Se você é do sexo feminino e está lendo esse post, não pode negar que já sonhou em ter um príncipe como os dos contos de fada. Talvez você já esteja desiludida. Talvez você já tenha encontrado um príncipe, mas segundo o que eu acredito, ele não é encantado. Falarei dessa minha ideia mais tarde, mas o que me importa agora é escrever um pouco sobre essa 'síndrome do príncipe encantado'.
Desde crianças, nós mulheres, ouvimos sobre esse tal príncipe (o dono de todo aquele currículo citado no primeiro parágrafo) e muitas vezes acreditamos que ele existe. Partindo para o mundo real, sabemos que não há nada encantado. Não vivemos saltitando por belas florestas ao som de passarinhos alegres e cantantes. Fadas madrinhas não aparecem para nos ajudar e bruxas não lançam seus feitiços contra nós. Príncipes não surgem calvagando em um cavalo branco em nossa direção. Nada disso acontece, contudo, em algum momento de delírio de nossas vidas, queremos acreditar que o que Cinderela, Branca de Neve, Rapunzel, Bela Adormecida, entre outras, viveram, pode acontecer conosco também.

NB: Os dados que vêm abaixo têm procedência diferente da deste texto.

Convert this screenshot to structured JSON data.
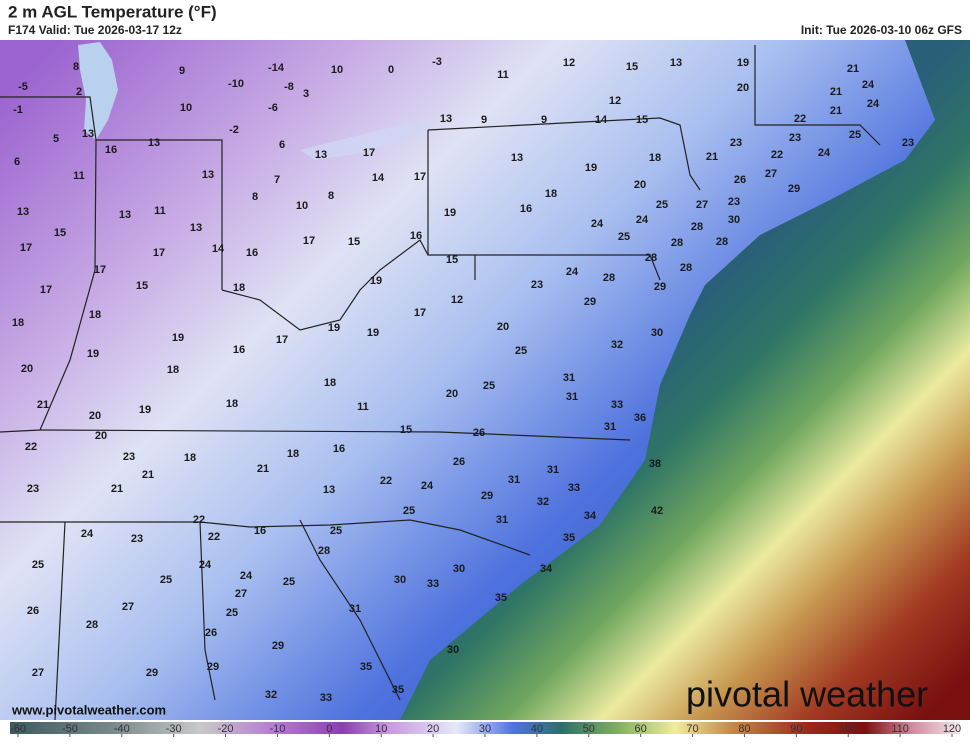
{
  "header": {
    "title": "2 m AGL Temperature (°F)",
    "valid": "F174 Valid: Tue 2026-03-17 12z",
    "init": "Init: Tue 2026-03-10 06z GFS"
  },
  "footer": {
    "website": "www.pivotalweather.com",
    "logo": "pivotal weather"
  },
  "colorbar": {
    "ticks": [
      -60,
      -50,
      -40,
      -30,
      -20,
      -10,
      0,
      10,
      20,
      30,
      40,
      50,
      60,
      70,
      80,
      90,
      100,
      110,
      120
    ]
  },
  "map": {
    "labels": [
      -5,
      2,
      8,
      -1,
      5,
      6,
      13,
      16,
      13,
      9,
      -10,
      -14,
      -8,
      10,
      -6,
      -2,
      3,
      10,
      0,
      -3,
      11,
      12,
      15,
      13,
      19,
      21,
      24,
      20,
      21,
      24,
      12,
      21,
      13,
      9,
      9,
      14,
      15,
      22,
      25,
      23,
      23,
      22,
      24,
      23,
      6,
      13,
      13,
      17,
      11,
      7,
      14,
      17,
      13,
      19,
      18,
      21,
      26,
      27,
      29,
      8,
      10,
      8,
      20,
      18,
      25,
      27,
      23,
      30,
      13,
      13,
      11,
      13,
      19,
      16,
      24,
      24,
      28,
      25,
      28,
      15,
      17,
      17,
      14,
      16,
      17,
      15,
      16,
      28,
      15,
      28,
      28,
      17,
      15,
      18,
      19,
      24,
      28,
      23,
      29,
      17,
      12,
      29,
      18,
      18,
      17,
      20,
      19,
      17,
      19,
      19,
      30,
      16,
      32,
      19,
      25,
      18,
      18,
      20,
      31,
      25,
      20,
      31,
      21,
      18,
      19,
      20,
      11,
      33,
      36,
      15,
      26,
      31,
      20,
      22,
      16,
      18,
      23,
      18,
      26,
      31,
      38,
      21,
      21,
      22,
      31,
      24,
      13,
      33,
      23,
      21,
      29,
      32,
      25,
      42,
      31,
      34,
      22,
      16,
      25,
      35,
      24,
      23,
      22,
      28,
      25,
      24,
      24,
      30,
      34,
      25,
      25,
      27,
      30,
      33,
      35,
      27,
      31,
      26,
      25,
      28,
      26,
      29,
      30,
      35,
      29,
      27,
      29,
      35,
      32,
      33
    ]
  }
}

E por que não? Por que não podemos encontrar essa alma gêmea, a metade da nossa laranja? Se você quer uma alma gêmea, relacione-se com o seu espelho. Se você quer encontrar a metade da sua laranja, isso significa que você não se basta. Se você é apenas 50% , deveria cuidar primeiramente de você ao invés de esperar que outra pessoa preencha o que você não tem. Príncipes encantados são adoráveis nos contos de fada, mas na realidade, homens são humanos e isso já exclui automaticamente todo e qualquer encanto decorrente dessas narrativas.

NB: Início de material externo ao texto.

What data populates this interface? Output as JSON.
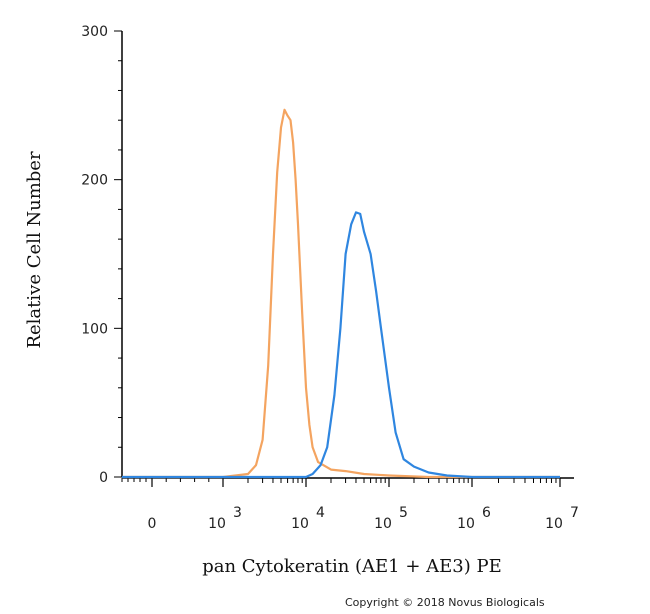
{
  "chart_data": {
    "type": "line",
    "title": "",
    "xlabel": "pan Cytokeratin (AE1 + AE3) PE",
    "ylabel": "Relative Cell Number",
    "xscale": "biexponential (log beyond 10^3)",
    "xlim": [
      -1000,
      10000000
    ],
    "ylim": [
      0,
      300
    ],
    "y_ticks": [
      0,
      100,
      200,
      300
    ],
    "x_ticks": [
      {
        "value": 0,
        "base": "0",
        "exp": ""
      },
      {
        "value": 1000,
        "base": "10",
        "exp": "3"
      },
      {
        "value": 10000,
        "base": "10",
        "exp": "4"
      },
      {
        "value": 100000,
        "base": "10",
        "exp": "5"
      },
      {
        "value": 1000000,
        "base": "10",
        "exp": "6"
      },
      {
        "value": 10000000,
        "base": "10",
        "exp": "7"
      }
    ],
    "grid": false,
    "legend": "none",
    "series": [
      {
        "color": "#f4a460",
        "points": [
          [
            -1000,
            0
          ],
          [
            1000,
            0
          ],
          [
            2000,
            2
          ],
          [
            2500,
            8
          ],
          [
            3000,
            25
          ],
          [
            3500,
            75
          ],
          [
            4000,
            150
          ],
          [
            4500,
            205
          ],
          [
            5000,
            235
          ],
          [
            5500,
            247
          ],
          [
            6000,
            243
          ],
          [
            6500,
            240
          ],
          [
            7000,
            225
          ],
          [
            7500,
            200
          ],
          [
            8000,
            170
          ],
          [
            9000,
            110
          ],
          [
            10000,
            60
          ],
          [
            11000,
            35
          ],
          [
            12000,
            20
          ],
          [
            14000,
            10
          ],
          [
            20000,
            5
          ],
          [
            30000,
            4
          ],
          [
            50000,
            2
          ],
          [
            100000,
            1
          ],
          [
            300000,
            0
          ],
          [
            10000000,
            0
          ]
        ]
      },
      {
        "color": "#2f86e0",
        "points": [
          [
            -1000,
            0
          ],
          [
            10000,
            0
          ],
          [
            12000,
            2
          ],
          [
            15000,
            8
          ],
          [
            18000,
            20
          ],
          [
            22000,
            55
          ],
          [
            26000,
            100
          ],
          [
            30000,
            150
          ],
          [
            35000,
            170
          ],
          [
            40000,
            178
          ],
          [
            45000,
            177
          ],
          [
            50000,
            165
          ],
          [
            60000,
            150
          ],
          [
            70000,
            125
          ],
          [
            80000,
            100
          ],
          [
            100000,
            60
          ],
          [
            120000,
            30
          ],
          [
            150000,
            12
          ],
          [
            200000,
            7
          ],
          [
            300000,
            3
          ],
          [
            500000,
            1
          ],
          [
            1000000,
            0
          ],
          [
            10000000,
            0
          ]
        ]
      }
    ]
  },
  "footer": {
    "copyright": "Copyright © 2018 Novus Biologicals"
  }
}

É muito egoísmo acreditar que a pessoa com a qual iremos nos relacionar pelo resto da vida não pode ter defeitos. Pior ainda é querer que ela faça tudo conforme o nosso modo de pensar. Muitas vezes não queremos nos relacionar com humanos e sim com robôs ou marionetes. E assim vão embora relacionamentos que podiam dar certo se houvesse uma maturidade que ultrapassasse os livros infantis.

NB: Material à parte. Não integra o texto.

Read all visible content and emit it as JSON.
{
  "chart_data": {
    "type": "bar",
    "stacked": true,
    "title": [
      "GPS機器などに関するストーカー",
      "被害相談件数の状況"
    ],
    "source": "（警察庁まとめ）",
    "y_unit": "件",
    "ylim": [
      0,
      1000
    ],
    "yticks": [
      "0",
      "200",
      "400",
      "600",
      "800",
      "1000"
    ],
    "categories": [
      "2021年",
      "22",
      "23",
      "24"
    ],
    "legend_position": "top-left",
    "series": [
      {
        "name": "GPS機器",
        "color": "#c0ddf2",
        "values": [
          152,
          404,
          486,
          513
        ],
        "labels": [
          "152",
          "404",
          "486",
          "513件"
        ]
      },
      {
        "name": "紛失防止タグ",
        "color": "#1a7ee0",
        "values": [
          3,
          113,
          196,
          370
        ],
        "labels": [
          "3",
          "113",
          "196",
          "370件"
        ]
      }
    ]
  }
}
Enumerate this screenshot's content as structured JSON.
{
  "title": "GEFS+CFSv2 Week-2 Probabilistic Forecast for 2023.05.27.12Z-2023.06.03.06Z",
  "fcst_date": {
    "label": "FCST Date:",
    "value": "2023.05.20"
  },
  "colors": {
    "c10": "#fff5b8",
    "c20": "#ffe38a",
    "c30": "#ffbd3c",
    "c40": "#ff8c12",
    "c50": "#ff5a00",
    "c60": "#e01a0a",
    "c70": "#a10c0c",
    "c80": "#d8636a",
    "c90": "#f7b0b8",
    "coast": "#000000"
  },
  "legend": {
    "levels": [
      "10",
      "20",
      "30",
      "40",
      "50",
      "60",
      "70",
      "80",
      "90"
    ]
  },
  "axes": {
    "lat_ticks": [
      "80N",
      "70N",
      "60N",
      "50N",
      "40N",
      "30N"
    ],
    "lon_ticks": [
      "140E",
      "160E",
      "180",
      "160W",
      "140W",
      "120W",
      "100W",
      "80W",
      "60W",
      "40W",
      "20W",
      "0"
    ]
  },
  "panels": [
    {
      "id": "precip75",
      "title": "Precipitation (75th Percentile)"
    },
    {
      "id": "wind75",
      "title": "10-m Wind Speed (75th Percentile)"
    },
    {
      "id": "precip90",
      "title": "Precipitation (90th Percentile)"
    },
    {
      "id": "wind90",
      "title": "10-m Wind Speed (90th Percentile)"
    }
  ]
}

Não estou defendendo a ideia de que as mulheres não devem ter critérios de escolha porque ninguém é perfeito. Não estou falando também que você deve mandar todas essas histórias para a fogueira. Muitos relacionamentos não dão certo por inúmeros outros motivos. A idealização exacerbada da pessoa amada, tanto da parte da mulher como do homem (homens também idealizam), é apenas uma das razões pela qual não acredito que seja possível progredir emocionalmente. Deixem, por favor, o príncipe encantado preso nas páginas de suas histórias. Ele é feliz para sempre nos livros, mas ele morre se você resolver transportá-lo para o mundo real.